Der französische Präsident Emmanuel Macron solidarisierte sich mit Nikol Pashinyan, indem er sagte, dass "Russland jetzt ein Komplize von Aserbaidschan ist" und "Frankreich das armenische Volk unterstützen wird". Die Außenministerin der Fünften Republik, Catherine Colonna, kündigte den Ausbau der militärisch-diplomatischen Kontakte zwischen Paris und Eriwan an. Angekündigt wurde auch die Absicht, ein französisches Konsulat in Armeniens strategisch wichtiger Region Syunik zu eröffnen, wo Aserbaidschan und die Türkei sich für die Schaffung eines Verkehrskorridors zur Autonomen Republik Nachitschewan einsetzen, die vom Rest Aserbaidschans isoliert ist und eine gemeinsame Grenze mit der Türkei hat. De facto handelt es sich um die Einrichtung eines französischen Geheimdienstzentrums unter dem Deckmantel eines Konsulats.

Die USA wiederum bauen Kontakte sowohl mit Armenien als auch mit Aserbaidschan auf. Samantha Power, die Chefin von USAID (United States Agency for International Development), traf am Vortag von Eriwan aus in Baku ein.

Die Türkei, ein Verbündeter von Aserbaidschan, stärkt aktiv ihre Positionen. Der aserbaidschanische Präsident Ilham Aliyev und sein türkischer Amtskollege Recep Tayyip Erdogan trafen sich am 25. September in Nachitschewan. Während des Treffens sprachen sie über den Transportkorridor durch Latschin (Zangezur). Laut Erdogan ist auch der Korridor nach Nachitschewan durch den Iran möglich. Armenien versucht also, in die Umlaufbahn des türkischen Einflusses gezogen zu werden, vor allem in wirtschaftlicher Hinsicht, indem es das Korridorprojekt vorschlägt, das zum einen die wirtschaftlichen Verbindungen in der Region freigeben und zum anderen der Türkei einen direkten Zugang zum Kaspischen Meer und nach Zentralasien eröffnen soll.

Wie Russland ist auch der Iran einerseits besorgt über das Vordringen der westlichen Positionen in der Region. Andererseits steht Teheran Versuchen, den Iran durch iranische Aseris zu destabilisieren, ebenso ablehnend gegenüber wie der engen Zusammenarbeit zwischen Israel und Aserbaidschan. Der Iran hat in der Vergangenheit eher Armenien in der Region unterstützt.
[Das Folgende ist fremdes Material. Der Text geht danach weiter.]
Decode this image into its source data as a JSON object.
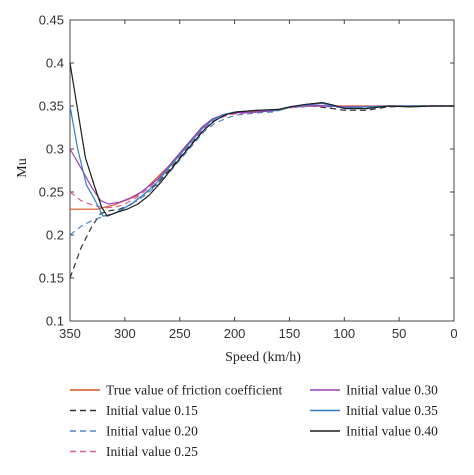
{
  "chart_data": {
    "type": "line",
    "xlabel": "Speed (km/h)",
    "ylabel": "Mu",
    "xlim": [
      350,
      0
    ],
    "ylim": [
      0.1,
      0.45
    ],
    "x_ticks": [
      350,
      300,
      250,
      200,
      150,
      100,
      50,
      0
    ],
    "y_ticks": [
      0.1,
      0.15,
      0.2,
      0.25,
      0.3,
      0.35,
      0.4,
      0.45
    ],
    "grid": false,
    "legend_position": "bottom",
    "series": [
      {
        "name": "True value of friction coefficient",
        "color": "#d9541e",
        "dash": "solid",
        "points": [
          [
            350,
            0.23
          ],
          [
            325,
            0.23
          ],
          [
            310,
            0.235
          ],
          [
            300,
            0.24
          ],
          [
            290,
            0.245
          ],
          [
            280,
            0.255
          ],
          [
            260,
            0.28
          ],
          [
            250,
            0.295
          ],
          [
            240,
            0.31
          ],
          [
            230,
            0.325
          ],
          [
            220,
            0.335
          ],
          [
            210,
            0.34
          ],
          [
            200,
            0.342
          ],
          [
            180,
            0.344
          ],
          [
            160,
            0.346
          ],
          [
            150,
            0.349
          ],
          [
            130,
            0.35
          ],
          [
            110,
            0.35
          ],
          [
            90,
            0.35
          ],
          [
            70,
            0.35
          ],
          [
            50,
            0.35
          ],
          [
            30,
            0.35
          ],
          [
            0,
            0.35
          ]
        ]
      },
      {
        "name": "Initial value 0.15",
        "color": "#333333",
        "dash": "dashed",
        "points": [
          [
            350,
            0.15
          ],
          [
            340,
            0.185
          ],
          [
            330,
            0.21
          ],
          [
            322,
            0.225
          ],
          [
            315,
            0.228
          ],
          [
            305,
            0.23
          ],
          [
            295,
            0.235
          ],
          [
            285,
            0.245
          ],
          [
            270,
            0.26
          ],
          [
            260,
            0.275
          ],
          [
            250,
            0.29
          ],
          [
            240,
            0.305
          ],
          [
            230,
            0.32
          ],
          [
            220,
            0.332
          ],
          [
            210,
            0.338
          ],
          [
            200,
            0.341
          ],
          [
            180,
            0.343
          ],
          [
            160,
            0.345
          ],
          [
            150,
            0.348
          ],
          [
            130,
            0.35
          ],
          [
            110,
            0.347
          ],
          [
            100,
            0.345
          ],
          [
            80,
            0.345
          ],
          [
            60,
            0.349
          ],
          [
            40,
            0.35
          ],
          [
            20,
            0.35
          ],
          [
            0,
            0.35
          ]
        ]
      },
      {
        "name": "Initial value 0.20",
        "color": "#4a86c8",
        "dash": "dashed",
        "points": [
          [
            350,
            0.2
          ],
          [
            340,
            0.21
          ],
          [
            328,
            0.218
          ],
          [
            318,
            0.222
          ],
          [
            308,
            0.226
          ],
          [
            298,
            0.233
          ],
          [
            285,
            0.243
          ],
          [
            270,
            0.258
          ],
          [
            258,
            0.275
          ],
          [
            248,
            0.29
          ],
          [
            238,
            0.305
          ],
          [
            228,
            0.32
          ],
          [
            218,
            0.33
          ],
          [
            205,
            0.337
          ],
          [
            195,
            0.34
          ],
          [
            180,
            0.342
          ],
          [
            165,
            0.343
          ],
          [
            150,
            0.348
          ],
          [
            130,
            0.35
          ],
          [
            110,
            0.349
          ],
          [
            90,
            0.348
          ],
          [
            70,
            0.349
          ],
          [
            50,
            0.35
          ],
          [
            30,
            0.35
          ],
          [
            0,
            0.35
          ]
        ]
      },
      {
        "name": "Initial value 0.25",
        "color": "#d55fa0",
        "dash": "dashed",
        "points": [
          [
            350,
            0.25
          ],
          [
            340,
            0.24
          ],
          [
            330,
            0.235
          ],
          [
            320,
            0.232
          ],
          [
            310,
            0.232
          ],
          [
            300,
            0.236
          ],
          [
            290,
            0.243
          ],
          [
            278,
            0.255
          ],
          [
            265,
            0.27
          ],
          [
            255,
            0.285
          ],
          [
            245,
            0.3
          ],
          [
            235,
            0.315
          ],
          [
            225,
            0.327
          ],
          [
            215,
            0.335
          ],
          [
            205,
            0.34
          ],
          [
            190,
            0.342
          ],
          [
            170,
            0.344
          ],
          [
            150,
            0.348
          ],
          [
            130,
            0.35
          ],
          [
            110,
            0.35
          ],
          [
            90,
            0.349
          ],
          [
            70,
            0.35
          ],
          [
            50,
            0.35
          ],
          [
            30,
            0.35
          ],
          [
            0,
            0.35
          ]
        ]
      },
      {
        "name": "Initial value 0.30",
        "color": "#9a3fb8",
        "dash": "solid",
        "points": [
          [
            350,
            0.3
          ],
          [
            340,
            0.278
          ],
          [
            330,
            0.255
          ],
          [
            322,
            0.24
          ],
          [
            315,
            0.236
          ],
          [
            305,
            0.238
          ],
          [
            295,
            0.243
          ],
          [
            285,
            0.25
          ],
          [
            270,
            0.265
          ],
          [
            260,
            0.28
          ],
          [
            250,
            0.295
          ],
          [
            240,
            0.31
          ],
          [
            230,
            0.325
          ],
          [
            220,
            0.335
          ],
          [
            210,
            0.34
          ],
          [
            200,
            0.342
          ],
          [
            180,
            0.343
          ],
          [
            160,
            0.345
          ],
          [
            150,
            0.349
          ],
          [
            130,
            0.351
          ],
          [
            115,
            0.35
          ],
          [
            100,
            0.349
          ],
          [
            80,
            0.349
          ],
          [
            60,
            0.35
          ],
          [
            40,
            0.35
          ],
          [
            20,
            0.35
          ],
          [
            0,
            0.35
          ]
        ]
      },
      {
        "name": "Initial value 0.35",
        "color": "#2f7fc8",
        "dash": "solid",
        "points": [
          [
            350,
            0.35
          ],
          [
            343,
            0.3
          ],
          [
            335,
            0.258
          ],
          [
            327,
            0.24
          ],
          [
            320,
            0.222
          ],
          [
            312,
            0.224
          ],
          [
            302,
            0.23
          ],
          [
            292,
            0.238
          ],
          [
            282,
            0.248
          ],
          [
            270,
            0.262
          ],
          [
            260,
            0.278
          ],
          [
            250,
            0.293
          ],
          [
            240,
            0.308
          ],
          [
            230,
            0.323
          ],
          [
            220,
            0.334
          ],
          [
            210,
            0.34
          ],
          [
            200,
            0.343
          ],
          [
            180,
            0.345
          ],
          [
            160,
            0.345
          ],
          [
            150,
            0.349
          ],
          [
            130,
            0.352
          ],
          [
            120,
            0.353
          ],
          [
            110,
            0.35
          ],
          [
            100,
            0.348
          ],
          [
            80,
            0.349
          ],
          [
            60,
            0.35
          ],
          [
            40,
            0.35
          ],
          [
            20,
            0.35
          ],
          [
            0,
            0.35
          ]
        ]
      },
      {
        "name": "Initial value 0.40",
        "color": "#1e1e1e",
        "dash": "solid",
        "points": [
          [
            350,
            0.4
          ],
          [
            343,
            0.345
          ],
          [
            336,
            0.29
          ],
          [
            328,
            0.258
          ],
          [
            321,
            0.232
          ],
          [
            316,
            0.222
          ],
          [
            308,
            0.226
          ],
          [
            298,
            0.23
          ],
          [
            288,
            0.236
          ],
          [
            278,
            0.246
          ],
          [
            268,
            0.26
          ],
          [
            258,
            0.276
          ],
          [
            248,
            0.292
          ],
          [
            238,
            0.307
          ],
          [
            228,
            0.322
          ],
          [
            218,
            0.333
          ],
          [
            208,
            0.34
          ],
          [
            198,
            0.343
          ],
          [
            180,
            0.345
          ],
          [
            160,
            0.346
          ],
          [
            150,
            0.349
          ],
          [
            135,
            0.352
          ],
          [
            120,
            0.354
          ],
          [
            110,
            0.351
          ],
          [
            100,
            0.347
          ],
          [
            80,
            0.347
          ],
          [
            60,
            0.35
          ],
          [
            40,
            0.349
          ],
          [
            20,
            0.35
          ],
          [
            0,
            0.35
          ]
        ]
      }
    ]
  }
}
Generell stimmen die Interessen und Positionen Teherans und Moskaus unter allen Akteuren in der Region weitestgehend überein: die Stärkung der Positionen des Westens im Transkaukasus zu verhindern, die Ausbreitung des Pan-Turkismus und des radikalen sunnitischen Extremismus zu verhindern, ein Gegengewicht zur Stärkung der Türkei zu schaffen (und sie gleichzeitig aus den euro-atlantischen Strukturen herauszulösen und in multilaterale regionale Formate einzubinden), die Entwicklung der Verkehrskorridore (vor allem des Nord-Süd-Korridors) zu fördern. Es ist kein Zufall, dass sich der russische und der iranische Präsident Wladimir Putin und Ebrahim Raisi in einem Telefongespräch am 26. September für die Aktivierung der regionalen Plattform "3+3" (Russland, Iran, Türkei, Armenien, Aserbaidschan, Georgien) ausgesprochen haben.

Der Einfluss Russlands ist infolge des Konflikts objektiv sehr begrenzt. Die russischen Friedenstruppen sind Geiseln der Situation, da die wichtigsten militärischen Kräfte in die ukrainische Richtung abgezogen wurden. Vieles wird von den weiteren Aktionen der russischen Diplomatie abhängen, auch in Richtung Iran, sowie von Moskaus Reaktion auf die Tötung der russischen Friedenstruppen, seiner Fähigkeit, Stärke zu zeigen und eine gerechte Bestrafung der Mörder zu erreichen.